彼女達の評判はそもそも悪い。悪すぎる。排除を後押しする者はいるだろうが庇う者はいないだろ。
聡明な土御門伯爵も出来損ないの娘をさすがに切り捨てるはずだ。いや、僕が切り捨てさせる。
衛を傷付けた女など、日の下を歩くに値しない。それなりの報いはきっちりと受けてもらう。
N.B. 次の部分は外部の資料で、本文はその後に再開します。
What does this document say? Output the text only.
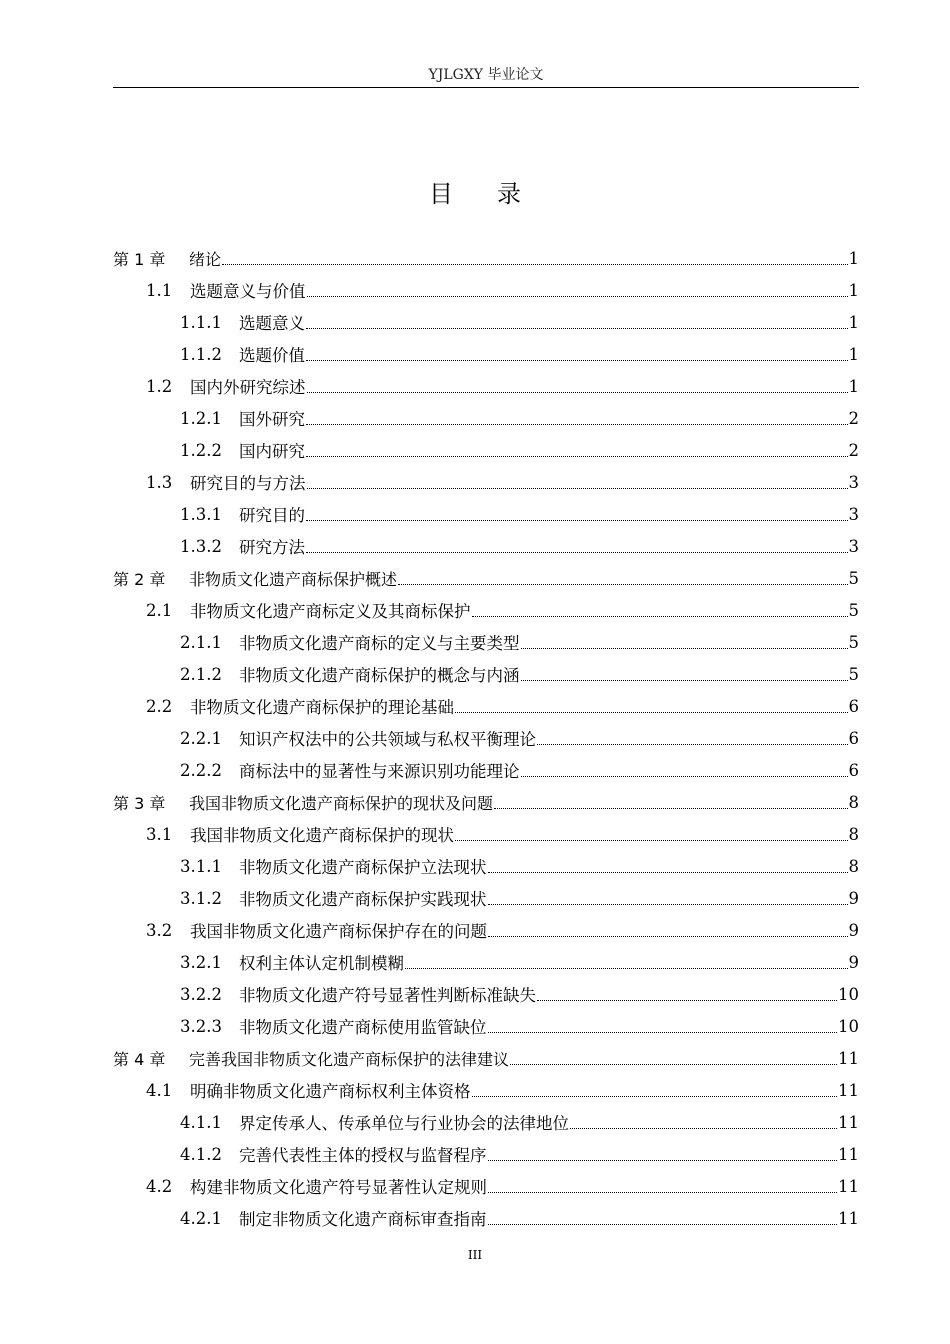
YJLGXY 毕业论文
目录
第 1 章	绪论	1
1.1	选题意义与价值	1
1.1.1	选题意义	1
1.1.2	选题价值	1
1.2	国内外研究综述	1
1.2.1	国外研究	2
1.2.2	国内研究	2
1.3	研究目的与方法	3
1.3.1	研究目的	3
1.3.2	研究方法	3
第 2 章	非物质文化遗产商标保护概述	5
2.1	非物质文化遗产商标定义及其商标保护	5
2.1.1	非物质文化遗产商标的定义与主要类型	5
2.1.2	非物质文化遗产商标保护的概念与内涵	5
2.2	非物质文化遗产商标保护的理论基础	6
2.2.1	知识产权法中的公共领域与私权平衡理论	6
2.2.2	商标法中的显著性与来源识别功能理论	6
第 3 章	我国非物质文化遗产商标保护的现状及问题	8
3.1	我国非物质文化遗产商标保护的现状	8
3.1.1	非物质文化遗产商标保护立法现状	8
3.1.2	非物质文化遗产商标保护实践现状	9
3.2	我国非物质文化遗产商标保护存在的问题	9
3.2.1	权利主体认定机制模糊	9
3.2.2	非物质文化遗产符号显著性判断标准缺失	10
3.2.3	非物质文化遗产商标使用监管缺位	10
第 4 章	完善我国非物质文化遗产商标保护的法律建议	11
4.1	明确非物质文化遗产商标权利主体资格	11
4.1.1	界定传承人、传承单位与行业协会的法律地位	11
4.1.2	完善代表性主体的授权与监督程序	11
4.2	构建非物质文化遗产符号显著性认定规则	11
4.2.1	制定非物质文化遗产商标审查指南	11
III
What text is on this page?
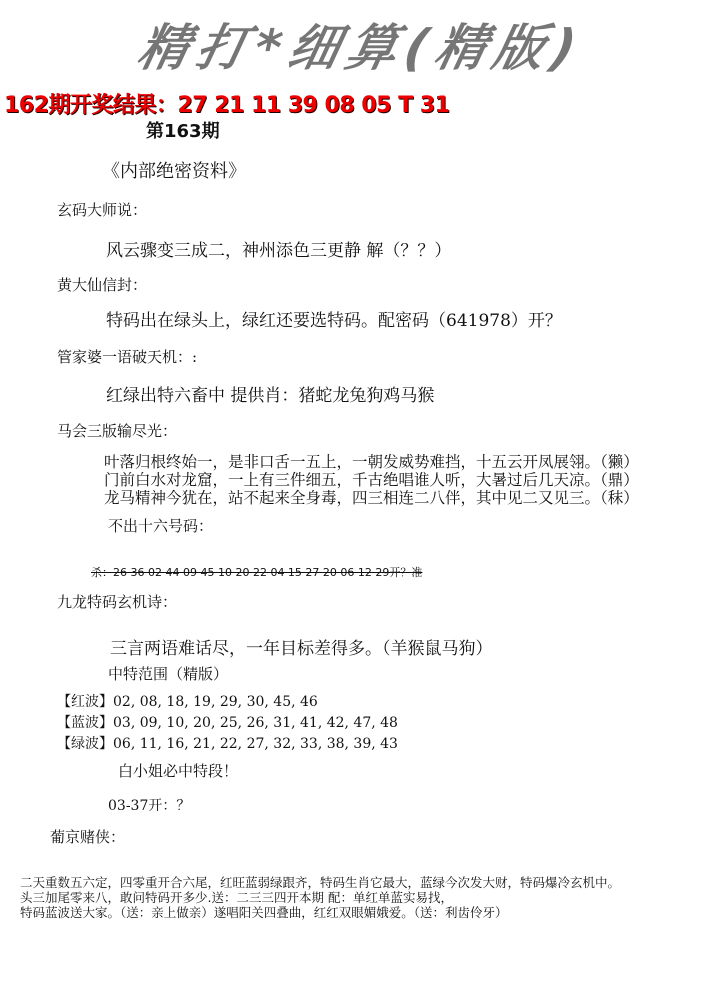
精打*细算(精版)
162期开奖结果：27 21 11 39 08 05 T 31
第163期
《内部绝密资料》
玄码大师说：
风云骤变三成二，神州添色三更静 解（？？）
黄大仙信封：
特码出在绿头上，绿红还要选特码。配密码（641978）开？
管家婆一语破天机：:
红绿出特六畜中 提供肖：猪蛇龙兔狗鸡马猴
马会三版输尽光：
叶落归根终始一，是非口舌一五上，一朝发威势难挡，十五云开凤展翎。（獭）
门前白水对龙窟，一上有三件细五，千古绝唱谁人听，大暑过后几天凉。（鼎）
龙马精神今犹在，站不起来全身毒，四三相连二八伴，其中见二又见三。（秣）
不出十六号码：
杀：26 36 02 44 09 45 10 20 22 04 15 27 20 06 12 29开？准
九龙特码玄机诗：
三言两语难话尽，一年目标差得多。（羊猴鼠马狗）
中特范围（精版）
【红波】02, 08, 18, 19, 29, 30, 45, 46
【蓝波】03, 09, 10, 20, 25, 26, 31, 41, 42, 47, 48
【绿波】06, 11, 16, 21, 22, 27, 32, 33, 38, 39, 43
白小姐必中特段！
03-37开：？
葡京赌侠：
二天重数五六定，四零重开合六尾，红旺蓝弱绿跟齐，特码生肖它最大，蓝绿今次发大财，特码爆冷玄机中。
头三加尾零来八，敢问特码开多少.送：二三三四开本期 配：单红单蓝实易找，
特码蓝波送大家。（送：亲上做亲）遂唱阳关四叠曲，红红双眼媚娥爱。（送：利齿伶牙）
「土御門曹長、当然知っていると思うが私刑は除隊処分だ。そこの者たちと共に沙汰を待つといい」
切り捨てるように言えば、真っ青な顔で泡を吹きながら土御門伯爵令嬢は昏倒した。
やっと静かになった。
「衛、怪我はないかい?」
顔色の悪い衛の頬に手を伸ばせば、素早く避けられてしまう。
まるで手負いの小動物だ。
こちらを怯えたように見る目が居た堪れない。
僕が手塩にかけて心を開かせ手懐けたというのに、今の衛は出会った時のように殻に閉じこもろうとしている。
「……俺は、汚い、ので……触らないでください」
僕のかけた上着を大切そうに両手で握りながら、その中に隠れるように縮こまり衛が呟く。
とても寒そうで見ていられない。
もちろん、部屋は寒くなどない。
だけど、衛を温めてやりたいと思った。
このままでは衛は凍えてしまうだろう。
今度こそ僕は迷うことなく衛を抱きしめた。
「っ!! 一条寺少尉っ!」
「大丈夫だ。衛は汚くなんてない。よく頑張った。それでこそ僕の衛だ」
手で体を押されたが、負けじと僕は衛を強く掻き抱く。
大丈夫だ。君は汚れてもいないし、化け物なんかじゃない。
汚れた化け物とは、そこの女や、君を虐げた者らを言うのだから。
そんなことを思いながら、衛を強く抱きしめる。
しばしして、衛の体から力が抜けほぅっと安堵の吐息が漏れた。
ゆっくりと頭を撫でてやれば気持ちよさそうに目を細めて「いい匂いがする」と猫のように頭を押し付けてくる。
つまりこれは僕に匂いをつけて欲しいということだろう。
悲しいかな衛の前では欲望を隠すことのできない僕は、煽られればすぐに火が着いてしまう。
傷心した衛を温めてやりたいという親愛にも似た、慈愛の気持ちで溢れていたというのに、あっという間に僕は情欲まみれの野獣に成り下がった。
僕は後始末を部屋を覗いていた適当な隊員に頼めば、衛の手を引いて自室へ向かうことにした。